By ICR
Recently, ICR hosted a symposium to discuss ESG and shareholder activism. During the panel discussions, influential and expert representatives from companies like Travelers, BlackRock and Vanguard Group talked about a wide range of subjects including ESG scores, capital markets trends and shareholder activism in the universal proxy era.
ESG is a holistic view of risks and opportunities that could potentially impact a company’s ability to create value over time. Eighty-five percent of companies in the S&P 500 have a dedicated sustainability team. Also, ESG scores are slightly higher in the European Union due to higher labor law standards. Larger companies also have slightly higher ESG scores.
One panelist reported that three out of four companies they work with are showing increased ESG disclosure scores annually. The three main areas of increased disclosure are climate, gender diversity and supply chain (beyond Tier 1 suppliers). But disclosure doesn’t equal performance.
The 2023 proxy season is likely to get more controversial, especially when it comes to shareholder proposals related to ESG matters. Votes should be based on fundamental research.
The first step is to engage with a company when identifying a material ESG issue where the company is lagging. There’s a higher focus on ensuring engagements that are making a meaningful impact.
Activist focus has shifted away from return on capital toward traditional intrinsic value through cash flow and cost cutting. Universal proxy has made it easier for activists to get a minority amount of change on boards of directors, but harder to get control. This gives shareholders the incentive to have some change. Companies are also including more activist-driven proposals in proxy.
So, are shareholder activists really trying to take board seats or just advance policy positions? In many cases, they’re trying to advance policy positions and gain a platform.
To address ESG issues that are material, panelists concurred that companies should maintain a neutral stance and focus on long-term shareholder value and the margin that ESG issues will affect. Investors should approach ESG issues as a comprehensive set of risks and opportunities and continue to be steady in proxy voting trends and engagement, which is more important than ever.

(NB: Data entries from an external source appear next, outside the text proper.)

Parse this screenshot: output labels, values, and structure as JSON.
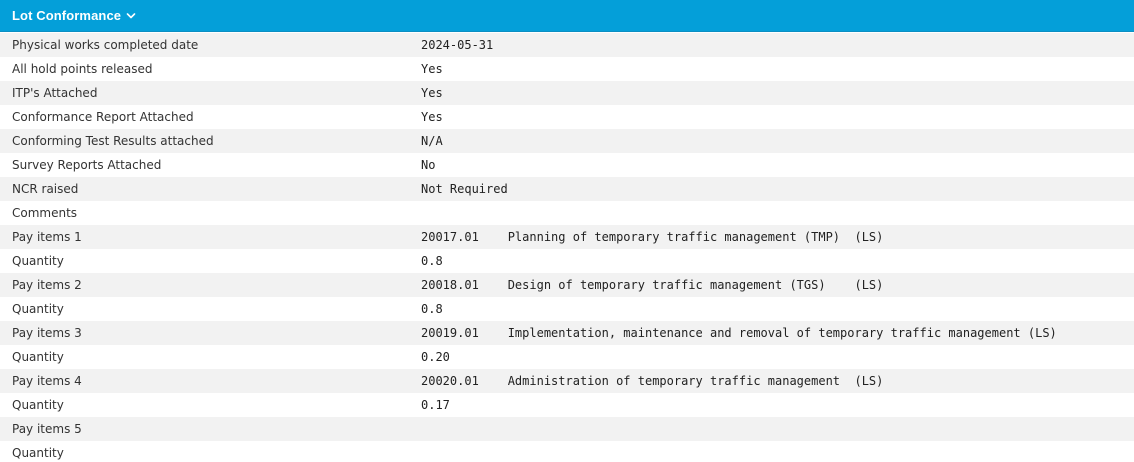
{
  "panel": {
    "title": "Lot Conformance",
    "header_color": "#049fd9",
    "chevron_icon": "chevron-down-icon"
  },
  "rows": [
    {
      "label": "Physical works completed date",
      "value": "2024-05-31"
    },
    {
      "label": "All hold points released",
      "value": "Yes"
    },
    {
      "label": "ITP's Attached",
      "value": "Yes"
    },
    {
      "label": "Conformance Report Attached",
      "value": "Yes"
    },
    {
      "label": "Conforming Test Results attached",
      "value": "N/A"
    },
    {
      "label": "Survey Reports Attached",
      "value": "No"
    },
    {
      "label": "NCR raised",
      "value": "Not Required"
    },
    {
      "label": "Comments",
      "value": ""
    },
    {
      "label": "Pay items 1",
      "value": "20017.01    Planning of temporary traffic management (TMP)  (LS)"
    },
    {
      "label": "Quantity",
      "value": "0.8"
    },
    {
      "label": "Pay items 2",
      "value": "20018.01    Design of temporary traffic management (TGS)    (LS)"
    },
    {
      "label": "Quantity",
      "value": "0.8"
    },
    {
      "label": "Pay items 3",
      "value": "20019.01    Implementation, maintenance and removal of temporary traffic management (LS)"
    },
    {
      "label": "Quantity",
      "value": "0.20"
    },
    {
      "label": "Pay items 4",
      "value": "20020.01    Administration of temporary traffic management  (LS)"
    },
    {
      "label": "Quantity",
      "value": "0.17"
    },
    {
      "label": "Pay items 5",
      "value": ""
    },
    {
      "label": "Quantity",
      "value": ""
    }
  ]
}
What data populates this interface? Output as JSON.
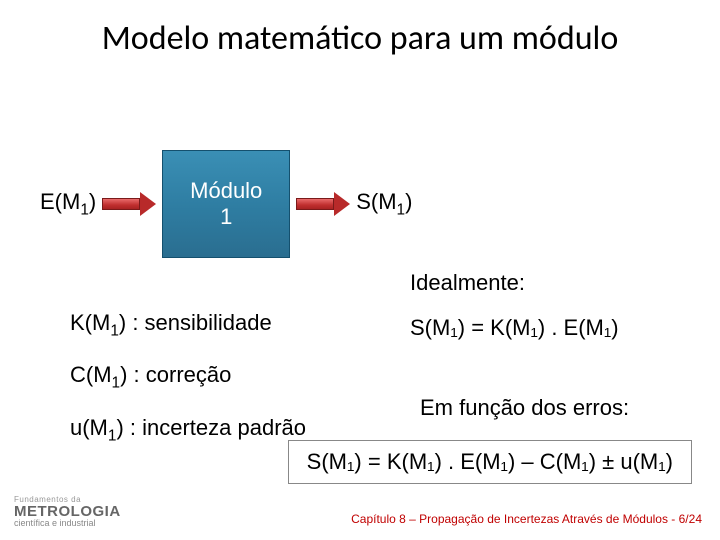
{
  "title": "Modelo matemático para um módulo",
  "diagram": {
    "input_label": "E(M",
    "input_sub": "1",
    "input_close": ")",
    "module_line1": "Módulo",
    "module_line2": "1",
    "output_label": "S(M",
    "output_sub": "1",
    "output_close": ")",
    "arrow_color": "#b82a2a",
    "box_color": "#2f7ea3"
  },
  "definitions": {
    "k": {
      "pre": "K(M",
      "sub": "1",
      "post": ") : sensibilidade"
    },
    "c": {
      "pre": "C(M",
      "sub": "1",
      "post": ") : correção"
    },
    "u": {
      "pre": "u(M",
      "sub": "1",
      "post": ") : incerteza padrão"
    }
  },
  "ideal": {
    "label": "Idealmente:",
    "eq": "S(M₁) = K(M₁) . E(M₁)"
  },
  "errors": {
    "label": "Em função dos erros:",
    "eq": "S(M₁) = K(M₁) . E(M₁) – C(M₁) ± u(M₁)"
  },
  "footer": {
    "l1": "Fundamentos da",
    "l2": "METROLOGIA",
    "l3": "científica e industrial",
    "right": "Capítulo 8 – Propagação de Incertezas Através de Módulos - 6/24"
  }
}
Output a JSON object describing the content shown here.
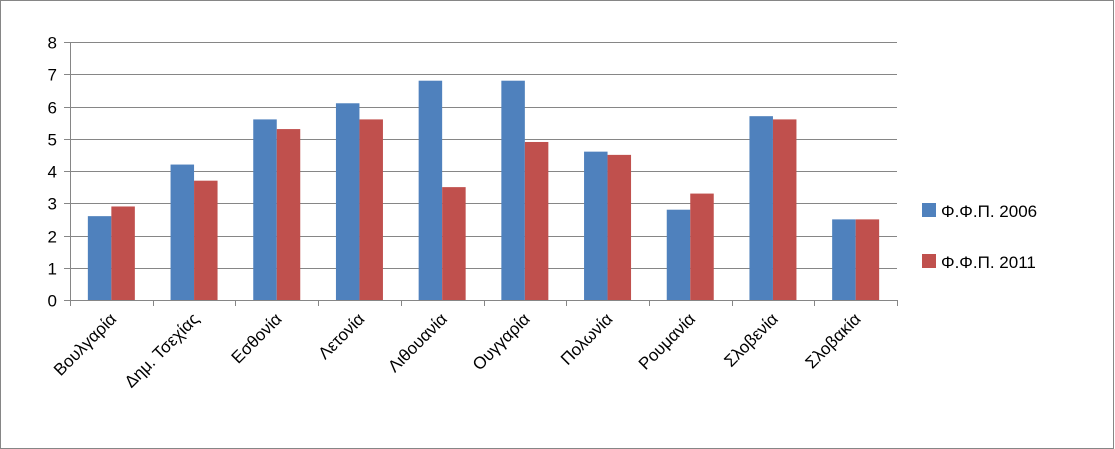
{
  "chart_data": {
    "type": "bar",
    "title": "",
    "xlabel": "",
    "ylabel": "",
    "categories": [
      "Βουλγαρία",
      "Δημ. Τσεχίας",
      "Εσθονία",
      "Λετονία",
      "Λιθουανία",
      "Ουγγαρία",
      "Πολωνία",
      "Ρουμανία",
      "Σλοβενία",
      "Σλοβακία"
    ],
    "series": [
      {
        "name": "Φ.Φ.Π. 2006",
        "color": "#4F81BD",
        "values": [
          2.6,
          4.2,
          5.6,
          6.1,
          6.8,
          6.8,
          4.6,
          2.8,
          5.7,
          2.5
        ]
      },
      {
        "name": "Φ.Φ.Π. 2011",
        "color": "#C0504D",
        "values": [
          2.9,
          3.7,
          5.3,
          5.6,
          3.5,
          4.9,
          4.5,
          3.3,
          5.6,
          2.5
        ]
      }
    ],
    "ylim": [
      0,
      8
    ],
    "yticks": [
      0,
      1,
      2,
      3,
      4,
      5,
      6,
      7,
      8
    ],
    "grid": true,
    "legend_position": "right"
  }
}
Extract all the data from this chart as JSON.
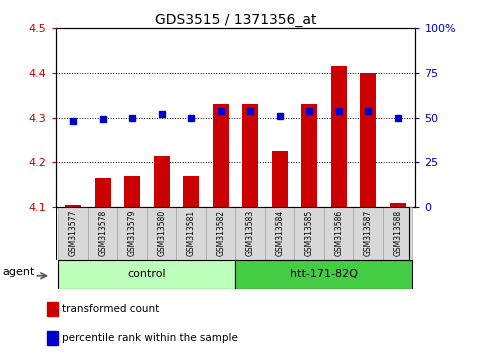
{
  "title": "GDS3515 / 1371356_at",
  "samples": [
    "GSM313577",
    "GSM313578",
    "GSM313579",
    "GSM313580",
    "GSM313581",
    "GSM313582",
    "GSM313583",
    "GSM313584",
    "GSM313585",
    "GSM313586",
    "GSM313587",
    "GSM313588"
  ],
  "transformed_count": [
    4.105,
    4.165,
    4.17,
    4.215,
    4.17,
    4.33,
    4.33,
    4.225,
    4.33,
    4.415,
    4.4,
    4.11
  ],
  "percentile_rank": [
    48,
    49,
    50,
    52,
    50,
    54,
    54,
    51,
    54,
    54,
    54,
    50
  ],
  "bar_color": "#cc0000",
  "dot_color": "#0000cc",
  "ylim_left": [
    4.1,
    4.5
  ],
  "ylim_right": [
    0,
    100
  ],
  "yticks_left": [
    4.1,
    4.2,
    4.3,
    4.4,
    4.5
  ],
  "yticks_right": [
    0,
    25,
    50,
    75,
    100
  ],
  "ylabel_right_labels": [
    "0",
    "25",
    "50",
    "75",
    "100%"
  ],
  "groups": [
    {
      "label": "control",
      "start": 0,
      "end": 6,
      "color": "#bbffbb"
    },
    {
      "label": "htt-171-82Q",
      "start": 6,
      "end": 12,
      "color": "#44cc44"
    }
  ],
  "agent_label": "agent",
  "bar_color_legend": "#cc0000",
  "dot_color_legend": "#0000cc",
  "tick_label_color_left": "#cc0000",
  "tick_label_color_right": "#0000cc",
  "legend_items": [
    {
      "label": "transformed count",
      "color": "#cc0000"
    },
    {
      "label": "percentile rank within the sample",
      "color": "#0000cc"
    }
  ],
  "bar_width": 0.55,
  "base_value": 4.1,
  "sample_box_color": "#d8d8d8",
  "bg_color": "#ffffff"
}
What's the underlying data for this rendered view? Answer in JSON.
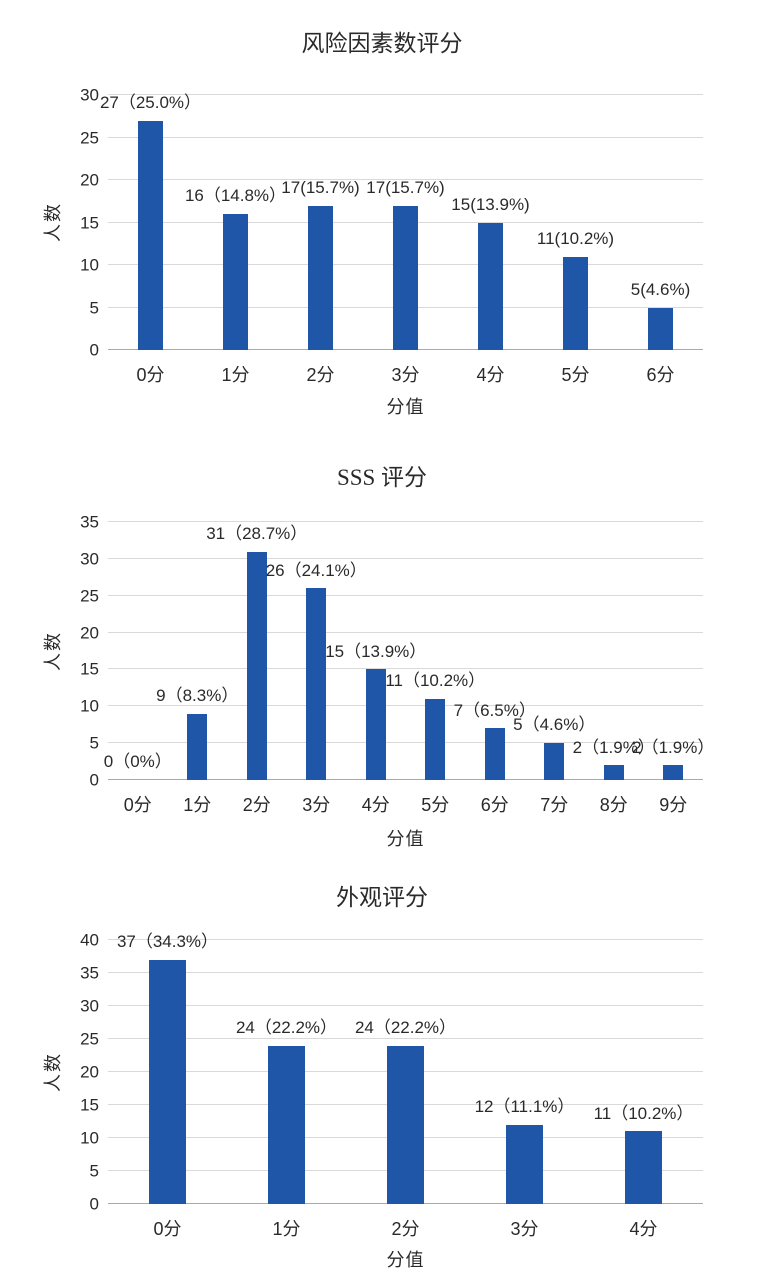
{
  "page": {
    "background": "#ffffff",
    "text_color": "#2a2a2a",
    "gridline_color": "#d9d9d9",
    "axis_color": "#aaaaaa"
  },
  "chart_data": [
    {
      "type": "bar",
      "title": "风险因素数评分",
      "xlabel": "分值",
      "ylabel": "人数",
      "ylim": [
        0,
        30
      ],
      "ytick_step": 5,
      "yticks": [
        0,
        5,
        10,
        15,
        20,
        25,
        30
      ],
      "grid": true,
      "legend": false,
      "bar_color": "#2056a8",
      "categories": [
        "0分",
        "1分",
        "2分",
        "3分",
        "4分",
        "5分",
        "6分"
      ],
      "values": [
        27,
        16,
        17,
        17,
        15,
        11,
        5
      ],
      "data_labels": [
        "27（25.0%）",
        "16（14.8%）",
        "17(15.7%)",
        "17(15.7%)",
        "15(13.9%)",
        "11(10.2%)",
        "5(4.6%)"
      ]
    },
    {
      "type": "bar",
      "title": "SSS 评分",
      "xlabel": "分值",
      "ylabel": "人数",
      "ylim": [
        0,
        35
      ],
      "ytick_step": 5,
      "yticks": [
        0,
        5,
        10,
        15,
        20,
        25,
        30,
        35
      ],
      "grid": true,
      "legend": false,
      "bar_color": "#2056a8",
      "categories": [
        "0分",
        "1分",
        "2分",
        "3分",
        "4分",
        "5分",
        "6分",
        "7分",
        "8分",
        "9分"
      ],
      "values": [
        0,
        9,
        31,
        26,
        15,
        11,
        7,
        5,
        2,
        2
      ],
      "data_labels": [
        "0（0%）",
        "9（8.3%）",
        "31（28.7%）",
        "26（24.1%）",
        "15（13.9%）",
        "11（10.2%）",
        "7（6.5%）",
        "5（4.6%）",
        "2（1.9%）",
        "2（1.9%）"
      ]
    },
    {
      "type": "bar",
      "title": "外观评分",
      "xlabel": "分值",
      "ylabel": "人数",
      "ylim": [
        0,
        40
      ],
      "ytick_step": 5,
      "yticks": [
        0,
        5,
        10,
        15,
        20,
        25,
        30,
        35,
        40
      ],
      "grid": true,
      "legend": false,
      "bar_color": "#2056a8",
      "categories": [
        "0分",
        "1分",
        "2分",
        "3分",
        "4分"
      ],
      "values": [
        37,
        24,
        24,
        12,
        11
      ],
      "data_labels": [
        "37（34.3%）",
        "24（22.2%）",
        "24（22.2%）",
        "12（11.1%）",
        "11（10.2%）"
      ]
    }
  ]
}
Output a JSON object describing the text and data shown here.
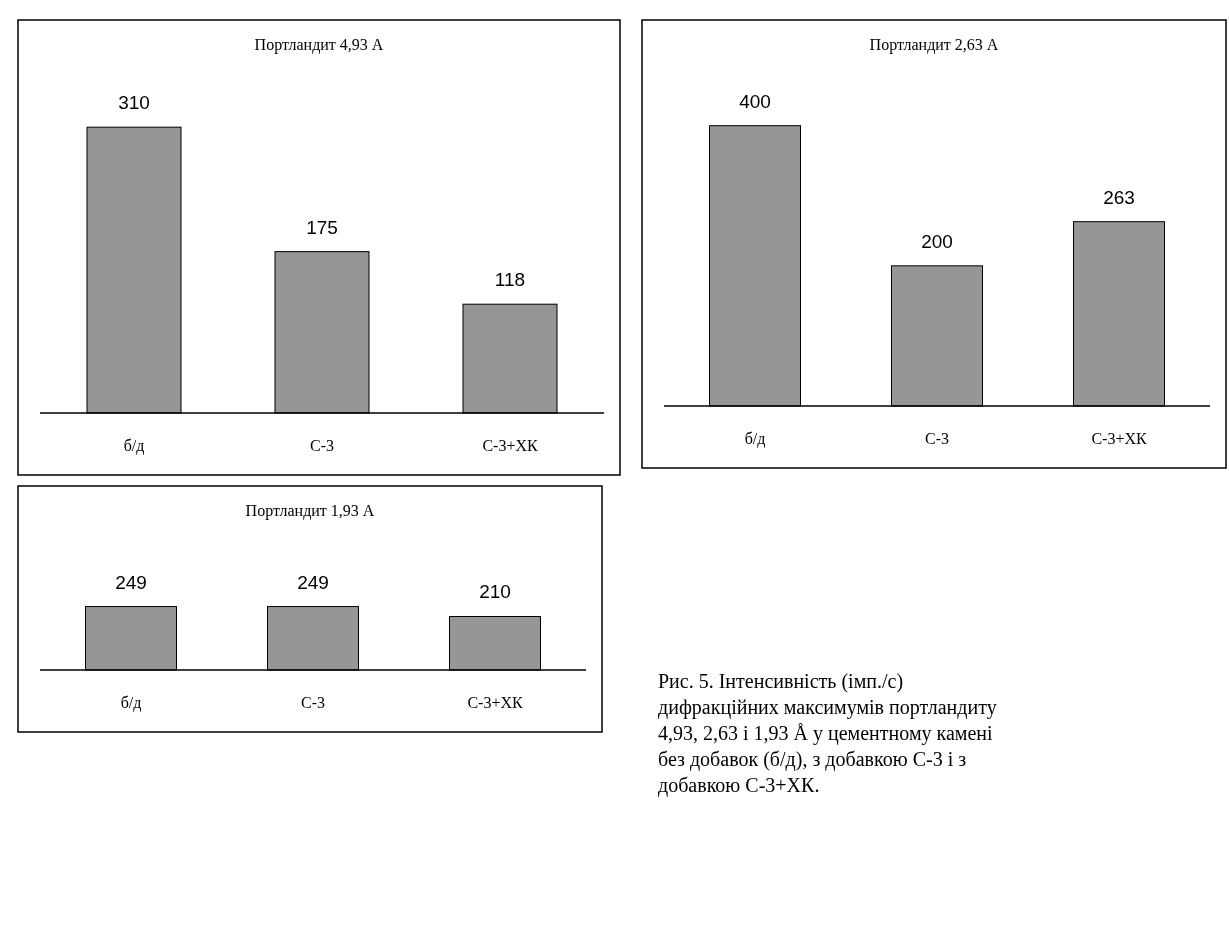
{
  "chart_data": [
    {
      "type": "bar",
      "title": "Портландит 4,93 А",
      "categories": [
        "б/д",
        "С-3",
        "С-3+ХК"
      ],
      "values": [
        310,
        175,
        118
      ],
      "color": "#969696",
      "data_labels": true
    },
    {
      "type": "bar",
      "title": "Портландит 2,63 А",
      "categories": [
        "б/д",
        "С-3",
        "С-3+ХК"
      ],
      "values": [
        400,
        200,
        263
      ],
      "color": "#969696",
      "data_labels": true
    },
    {
      "type": "bar",
      "title": "Портландит 1,93 А",
      "categories": [
        "б/д",
        "С-3",
        "С-3+ХК"
      ],
      "values": [
        249,
        249,
        210
      ],
      "color": "#969696",
      "data_labels": true
    },
    {
      "type": "other",
      "annotations": [
        "Рис. 5. Інтенсивність (імп./с)",
        "дифракційних максимумів портландиту",
        "4,93, 2,63 і  1,93 Å у цементному камені",
        "без добавок (б/д), з добавкою С-3 і з",
        "добавкою С-3+ХК."
      ]
    }
  ]
}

It’s helpful for activists to engage directly with board nominees and understand the corporate strategy and how nominees’ skills align to that strategy. While a skills matrix is a usefultool, it may not be the best way by itself to evaluate board nominees.
Most companies don’t want to go back and forth with activist investors. It’s usually better to say nothing in situations where you don’t absolutely have to respond. Dissidents usually bring board members up for election, which shows their commitment to the cause.
When it comes to proxy fights having to do with “say on pay,” it’s helpful for companies to engage with investors before filing their proxy and to make as many changes as are reasonable prior to filing the next proxy. Companies should make sure investors understand they are listening and the specific efforts they are making to implement change.
Anti-ESG backlash has shifted the focus over the past year to what ESG means for shareholders and corporate strategy. New public companies warrant more frequent and fundamental help when it comes to ESG considerations such as shareholder rights and declassifying or staggering boards of directors.
There are opportunities for growth in the current market conditions, but how do activists identify targets? The process stays the same, but with multiple shifts based on how activism performs in market cycles. Clean balance sheets are becoming popular with a focus on companies that can generate cash, capital and a return over the long run across market cycles.
The 2023 proxy season promises to be an interesting one. Start planning now for how your company will respond to the challenges ahead.